She observes with accuracy and variety whatever she encounters. Much of what she reveals is through discussions with a number of knowledgeable peoplc she has met. She begins with childhood memories of her grandmother's house in Thanjavur, and goes on to an entirely different experience in Japan, were she studied architecture. Here she seems to have done much travel on foot, and she talked to people involved in architecture and aesthetics. In one conversation, the entire Japanese concept of space is revealed. From then on, we are provided with a long and intensely written account of her ruminations and roamings in several Indian cities and towns - north, south, east and west. One sees repeatedly that the author persuades people to talk freely and informatively about living places, town planning, and the expression of the culture of a region through its architecture.

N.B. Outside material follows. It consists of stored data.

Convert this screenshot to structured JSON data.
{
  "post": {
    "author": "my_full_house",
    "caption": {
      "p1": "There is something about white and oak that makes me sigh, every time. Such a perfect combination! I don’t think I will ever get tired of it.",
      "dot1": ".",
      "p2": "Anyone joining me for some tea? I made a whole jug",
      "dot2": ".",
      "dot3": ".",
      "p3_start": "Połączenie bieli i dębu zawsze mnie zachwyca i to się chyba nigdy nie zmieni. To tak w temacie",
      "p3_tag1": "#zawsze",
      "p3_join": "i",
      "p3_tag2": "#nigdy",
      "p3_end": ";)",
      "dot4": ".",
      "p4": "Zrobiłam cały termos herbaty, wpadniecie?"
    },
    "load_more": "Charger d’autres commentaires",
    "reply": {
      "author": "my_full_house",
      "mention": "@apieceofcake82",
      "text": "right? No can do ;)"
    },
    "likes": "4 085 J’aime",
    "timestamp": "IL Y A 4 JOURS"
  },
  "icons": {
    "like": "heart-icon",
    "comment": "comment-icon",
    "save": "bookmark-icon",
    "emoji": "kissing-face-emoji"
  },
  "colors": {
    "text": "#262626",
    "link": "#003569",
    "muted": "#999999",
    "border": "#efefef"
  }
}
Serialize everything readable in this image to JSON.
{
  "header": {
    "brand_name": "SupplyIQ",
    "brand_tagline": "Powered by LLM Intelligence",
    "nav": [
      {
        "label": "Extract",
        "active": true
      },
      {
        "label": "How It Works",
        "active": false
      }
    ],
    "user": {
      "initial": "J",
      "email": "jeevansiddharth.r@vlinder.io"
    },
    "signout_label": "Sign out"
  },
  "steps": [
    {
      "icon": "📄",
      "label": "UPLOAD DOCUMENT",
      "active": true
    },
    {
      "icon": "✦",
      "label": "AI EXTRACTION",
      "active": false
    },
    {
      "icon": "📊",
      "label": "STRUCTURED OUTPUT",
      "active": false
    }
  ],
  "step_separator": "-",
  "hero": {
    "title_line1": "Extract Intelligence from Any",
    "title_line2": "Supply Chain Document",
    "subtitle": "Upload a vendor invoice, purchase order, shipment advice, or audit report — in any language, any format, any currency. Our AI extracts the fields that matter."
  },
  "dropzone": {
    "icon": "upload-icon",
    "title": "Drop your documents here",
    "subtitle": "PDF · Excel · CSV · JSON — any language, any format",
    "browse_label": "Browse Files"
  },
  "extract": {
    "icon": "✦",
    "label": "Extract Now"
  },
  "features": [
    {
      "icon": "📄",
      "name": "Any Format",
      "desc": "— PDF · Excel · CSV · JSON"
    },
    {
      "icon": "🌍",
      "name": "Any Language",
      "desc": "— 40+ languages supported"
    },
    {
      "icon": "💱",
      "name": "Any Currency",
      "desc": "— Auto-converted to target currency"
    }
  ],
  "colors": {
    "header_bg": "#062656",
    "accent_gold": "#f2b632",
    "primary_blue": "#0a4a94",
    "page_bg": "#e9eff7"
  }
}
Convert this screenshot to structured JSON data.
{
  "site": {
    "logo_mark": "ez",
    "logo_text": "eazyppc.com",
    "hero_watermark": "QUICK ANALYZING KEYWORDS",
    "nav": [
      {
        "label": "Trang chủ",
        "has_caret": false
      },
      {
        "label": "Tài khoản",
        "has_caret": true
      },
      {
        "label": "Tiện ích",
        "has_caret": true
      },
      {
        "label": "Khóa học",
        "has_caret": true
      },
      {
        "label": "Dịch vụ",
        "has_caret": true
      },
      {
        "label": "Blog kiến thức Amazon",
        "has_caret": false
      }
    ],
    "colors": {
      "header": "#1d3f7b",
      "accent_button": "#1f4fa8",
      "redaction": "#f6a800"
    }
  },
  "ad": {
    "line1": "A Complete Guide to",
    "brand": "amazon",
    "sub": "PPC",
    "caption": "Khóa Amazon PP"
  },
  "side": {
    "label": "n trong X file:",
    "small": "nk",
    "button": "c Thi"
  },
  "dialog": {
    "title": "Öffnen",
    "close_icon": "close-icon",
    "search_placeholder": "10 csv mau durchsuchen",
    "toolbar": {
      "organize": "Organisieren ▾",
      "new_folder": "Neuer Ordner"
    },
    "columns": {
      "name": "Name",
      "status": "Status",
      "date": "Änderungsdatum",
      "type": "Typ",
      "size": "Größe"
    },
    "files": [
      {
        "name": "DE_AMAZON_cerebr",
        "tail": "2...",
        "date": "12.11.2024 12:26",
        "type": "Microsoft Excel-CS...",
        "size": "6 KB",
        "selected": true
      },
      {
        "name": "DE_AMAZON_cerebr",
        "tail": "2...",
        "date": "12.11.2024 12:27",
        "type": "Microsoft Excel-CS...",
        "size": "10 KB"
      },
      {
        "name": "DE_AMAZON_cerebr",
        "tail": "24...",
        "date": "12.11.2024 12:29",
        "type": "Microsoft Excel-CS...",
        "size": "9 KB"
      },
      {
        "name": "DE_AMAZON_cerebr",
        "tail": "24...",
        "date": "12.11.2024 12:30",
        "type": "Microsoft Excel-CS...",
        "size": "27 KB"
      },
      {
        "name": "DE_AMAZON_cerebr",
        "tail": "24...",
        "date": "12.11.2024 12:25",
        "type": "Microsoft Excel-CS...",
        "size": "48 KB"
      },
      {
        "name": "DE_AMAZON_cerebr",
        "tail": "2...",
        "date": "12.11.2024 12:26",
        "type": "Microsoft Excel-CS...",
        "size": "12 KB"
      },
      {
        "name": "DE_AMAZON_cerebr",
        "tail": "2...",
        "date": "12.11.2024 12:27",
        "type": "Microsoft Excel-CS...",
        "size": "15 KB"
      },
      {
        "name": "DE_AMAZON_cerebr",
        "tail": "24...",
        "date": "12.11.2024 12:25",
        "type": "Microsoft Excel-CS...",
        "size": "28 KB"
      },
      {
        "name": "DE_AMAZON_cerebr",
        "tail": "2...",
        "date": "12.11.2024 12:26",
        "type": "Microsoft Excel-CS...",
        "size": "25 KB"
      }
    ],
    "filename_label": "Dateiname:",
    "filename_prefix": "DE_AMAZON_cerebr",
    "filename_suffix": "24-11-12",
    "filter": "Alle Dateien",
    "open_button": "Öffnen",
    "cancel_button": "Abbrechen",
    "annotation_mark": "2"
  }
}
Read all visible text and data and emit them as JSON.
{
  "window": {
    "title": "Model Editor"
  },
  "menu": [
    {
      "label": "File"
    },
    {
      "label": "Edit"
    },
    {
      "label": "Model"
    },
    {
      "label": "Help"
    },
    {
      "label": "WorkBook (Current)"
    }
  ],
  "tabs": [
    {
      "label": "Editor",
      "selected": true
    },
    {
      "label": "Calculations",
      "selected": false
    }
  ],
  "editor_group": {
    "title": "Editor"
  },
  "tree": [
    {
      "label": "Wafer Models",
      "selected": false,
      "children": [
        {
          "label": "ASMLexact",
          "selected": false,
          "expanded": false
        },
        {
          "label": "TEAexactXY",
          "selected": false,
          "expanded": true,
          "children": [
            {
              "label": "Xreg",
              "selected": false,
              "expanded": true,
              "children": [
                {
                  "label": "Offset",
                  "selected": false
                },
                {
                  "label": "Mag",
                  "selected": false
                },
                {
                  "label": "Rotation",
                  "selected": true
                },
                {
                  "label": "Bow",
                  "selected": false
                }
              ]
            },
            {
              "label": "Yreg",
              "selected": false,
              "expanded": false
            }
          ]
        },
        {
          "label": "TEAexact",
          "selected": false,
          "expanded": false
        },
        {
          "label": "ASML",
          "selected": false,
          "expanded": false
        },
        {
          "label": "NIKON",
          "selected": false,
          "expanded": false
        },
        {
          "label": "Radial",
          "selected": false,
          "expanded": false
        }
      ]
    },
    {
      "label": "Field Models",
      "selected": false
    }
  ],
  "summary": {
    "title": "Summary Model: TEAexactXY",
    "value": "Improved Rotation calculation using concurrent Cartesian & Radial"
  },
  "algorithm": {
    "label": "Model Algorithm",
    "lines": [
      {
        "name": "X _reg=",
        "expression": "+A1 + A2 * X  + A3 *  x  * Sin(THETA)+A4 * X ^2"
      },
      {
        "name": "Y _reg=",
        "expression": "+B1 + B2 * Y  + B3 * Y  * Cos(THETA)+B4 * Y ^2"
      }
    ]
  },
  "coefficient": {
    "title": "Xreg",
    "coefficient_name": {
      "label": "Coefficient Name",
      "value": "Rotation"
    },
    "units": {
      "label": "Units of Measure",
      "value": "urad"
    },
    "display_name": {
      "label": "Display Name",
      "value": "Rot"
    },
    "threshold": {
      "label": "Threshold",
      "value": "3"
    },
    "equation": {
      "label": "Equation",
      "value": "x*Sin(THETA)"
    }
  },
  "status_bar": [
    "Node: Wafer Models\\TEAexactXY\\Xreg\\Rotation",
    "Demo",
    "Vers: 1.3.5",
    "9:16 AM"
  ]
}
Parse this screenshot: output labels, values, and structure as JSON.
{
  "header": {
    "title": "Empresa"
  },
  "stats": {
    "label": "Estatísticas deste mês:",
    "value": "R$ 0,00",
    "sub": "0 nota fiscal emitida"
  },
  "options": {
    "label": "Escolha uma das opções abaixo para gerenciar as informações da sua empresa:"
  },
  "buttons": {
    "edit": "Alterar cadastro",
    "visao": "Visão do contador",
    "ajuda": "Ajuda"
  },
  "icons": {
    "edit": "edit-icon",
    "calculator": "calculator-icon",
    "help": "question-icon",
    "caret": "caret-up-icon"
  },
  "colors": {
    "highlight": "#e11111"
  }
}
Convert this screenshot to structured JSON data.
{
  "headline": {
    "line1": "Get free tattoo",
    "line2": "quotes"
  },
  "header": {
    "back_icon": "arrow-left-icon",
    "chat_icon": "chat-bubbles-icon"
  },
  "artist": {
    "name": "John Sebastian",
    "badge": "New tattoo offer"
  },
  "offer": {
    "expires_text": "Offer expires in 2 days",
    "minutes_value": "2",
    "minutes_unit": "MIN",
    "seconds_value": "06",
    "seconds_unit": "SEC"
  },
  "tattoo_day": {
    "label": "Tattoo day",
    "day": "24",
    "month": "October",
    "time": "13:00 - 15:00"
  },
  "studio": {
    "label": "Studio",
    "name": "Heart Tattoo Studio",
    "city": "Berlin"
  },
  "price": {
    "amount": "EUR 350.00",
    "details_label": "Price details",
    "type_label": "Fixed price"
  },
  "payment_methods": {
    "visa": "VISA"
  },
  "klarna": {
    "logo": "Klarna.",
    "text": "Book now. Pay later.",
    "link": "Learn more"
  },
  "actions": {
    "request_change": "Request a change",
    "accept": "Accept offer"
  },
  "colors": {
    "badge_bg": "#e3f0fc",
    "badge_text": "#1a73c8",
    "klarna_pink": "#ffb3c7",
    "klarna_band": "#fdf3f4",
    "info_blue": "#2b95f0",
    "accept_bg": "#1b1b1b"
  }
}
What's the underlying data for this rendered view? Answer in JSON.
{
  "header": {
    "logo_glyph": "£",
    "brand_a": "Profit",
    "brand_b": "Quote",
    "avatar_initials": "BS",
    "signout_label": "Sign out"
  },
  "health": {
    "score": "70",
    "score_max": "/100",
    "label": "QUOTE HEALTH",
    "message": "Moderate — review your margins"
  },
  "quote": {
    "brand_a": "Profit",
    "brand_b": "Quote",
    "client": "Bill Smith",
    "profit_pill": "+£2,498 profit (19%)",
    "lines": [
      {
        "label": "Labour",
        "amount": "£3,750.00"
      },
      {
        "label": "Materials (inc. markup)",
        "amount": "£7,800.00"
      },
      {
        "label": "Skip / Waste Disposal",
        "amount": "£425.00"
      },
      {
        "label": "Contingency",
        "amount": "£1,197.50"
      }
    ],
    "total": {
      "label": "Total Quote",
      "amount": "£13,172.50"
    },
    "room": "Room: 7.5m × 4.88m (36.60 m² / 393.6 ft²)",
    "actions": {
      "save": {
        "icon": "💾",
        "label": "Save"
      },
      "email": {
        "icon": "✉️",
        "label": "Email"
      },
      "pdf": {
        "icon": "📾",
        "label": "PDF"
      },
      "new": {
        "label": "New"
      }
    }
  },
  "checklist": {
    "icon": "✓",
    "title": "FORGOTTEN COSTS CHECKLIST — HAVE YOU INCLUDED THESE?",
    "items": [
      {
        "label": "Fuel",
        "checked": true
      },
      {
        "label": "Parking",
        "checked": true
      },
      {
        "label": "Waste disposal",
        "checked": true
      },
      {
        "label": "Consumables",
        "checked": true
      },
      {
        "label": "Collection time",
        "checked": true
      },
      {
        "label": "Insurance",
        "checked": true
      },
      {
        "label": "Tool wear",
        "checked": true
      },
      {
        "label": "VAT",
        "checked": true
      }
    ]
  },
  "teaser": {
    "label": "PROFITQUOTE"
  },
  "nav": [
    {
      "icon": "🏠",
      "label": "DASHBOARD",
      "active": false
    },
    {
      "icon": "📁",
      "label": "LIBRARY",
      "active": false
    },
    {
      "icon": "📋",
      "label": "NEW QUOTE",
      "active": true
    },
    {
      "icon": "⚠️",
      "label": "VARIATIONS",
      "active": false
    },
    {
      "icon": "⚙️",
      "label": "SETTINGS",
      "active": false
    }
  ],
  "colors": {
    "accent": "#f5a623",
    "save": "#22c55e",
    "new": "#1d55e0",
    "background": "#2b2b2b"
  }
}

The publishers have categorised this book under Travel/Architecture; but it is much more than that. It records the reflections of dozens of people of various temperaments upon how human life continues under artificially constructed shelters. The book has a wealth of information, presented with poise and wisdom. Among the 21 cities it deals with are Mumbai, Ahmedabad, Pondicherry, Jaisalmer, and Bangalore. The book is almost like a novel in a range and variety of its characters, and the author writes most evocatively of her mother and grandparents. The text is supported and supplemented by a large number of illustrations by Sanat Surti.